Methods: Data were collected from 51 low income urban-dwelling expectant mothers in Detroit. Mothers were interviewed during the third trimester of pregnancy. The Working Model of the Child Interview (Zeanah, et. al., 2005) was used to assess mother’s developing representations of their infant in utero. The Brief Child Abuse Potential Scale (Ondersma, Chaffin, Mullins, & LeBreqton, 2005) assessed mother’s risk for maltreating her child, and the Edinburgh Perinatal Depression Scale (Cox & Holden, 2003) was used to assess mother’s current level of depression. Using OLS linear regression and Bootstrapping in PROCESS macro for SPSS, we examined the impact of perinatal depression on expectant mothers’ potential for child maltreatment, and the role of attachment-based representations of the infant in moderating the impact of perinatal depression on expectant mothers’ potential for child maltreatment.
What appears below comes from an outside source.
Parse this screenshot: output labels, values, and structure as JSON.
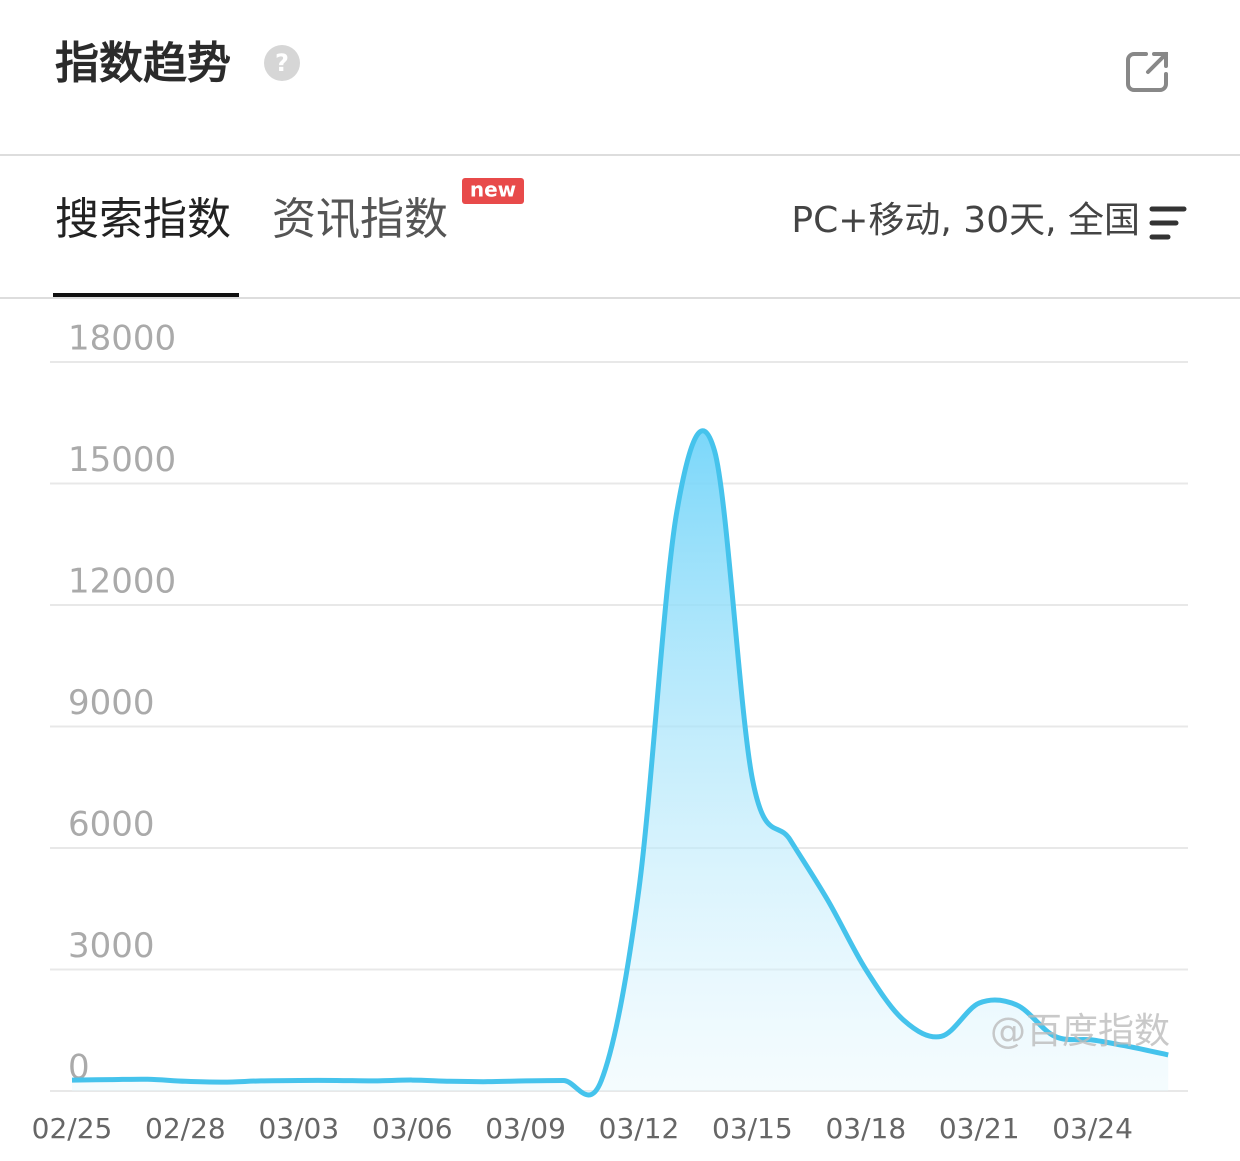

Results: Perinatal depression was significantly associated (β=.482, p<.01) with mother’s risk for child maltreatment, in that higher depression scores were positively associated with higher scores on the potential for child abuse scale. Qualities of mothers’ internal attachment-based representations of infants in utero were also significantly associated with child maltreatment potential; greater sensitivity (β=-.339, p<.01), acceptance of the parenting role (β=-.251, p<.05), and reflective functioning (β =-.272, p<.05) were associated with lower risk for child maltreatment, while greater resentment (β=.328, p<.05), parental helplessness (β=.330, p<.01), and perception of infant difficulty (β=.343, p<.01) were associated with greater child abuse potential. Attachment-based representations moderated the impact of depression on risk for child maltreatment in that positive representations (sensitivity t=-2.41, p<.05; acceptance t=-3.01, p<.01; reflective functioning t=-2.44, p<.05) decreased the impact of maternal depression on child maltreatment potential, while negative representations (helplessness t=5.07, p<.01; infant difficulty t=3.10, p<.01; resentment t=2.98, p<.01) increased the impact of maternal depression on child abuse potential.
Conclusion: This study advances our understanding of factors that moderate the relationship between maternal depression and child maltreatment. During assessment and intervention, social workers regularly screen for risk factors such as maternal depression. However, assessing maternal representations and intervening with the mother-infant relationship may be beneficial when working with mothers experiencing depression. Future research should examine the efficacy of attachment-based interventions over time with mothers experiencing depression.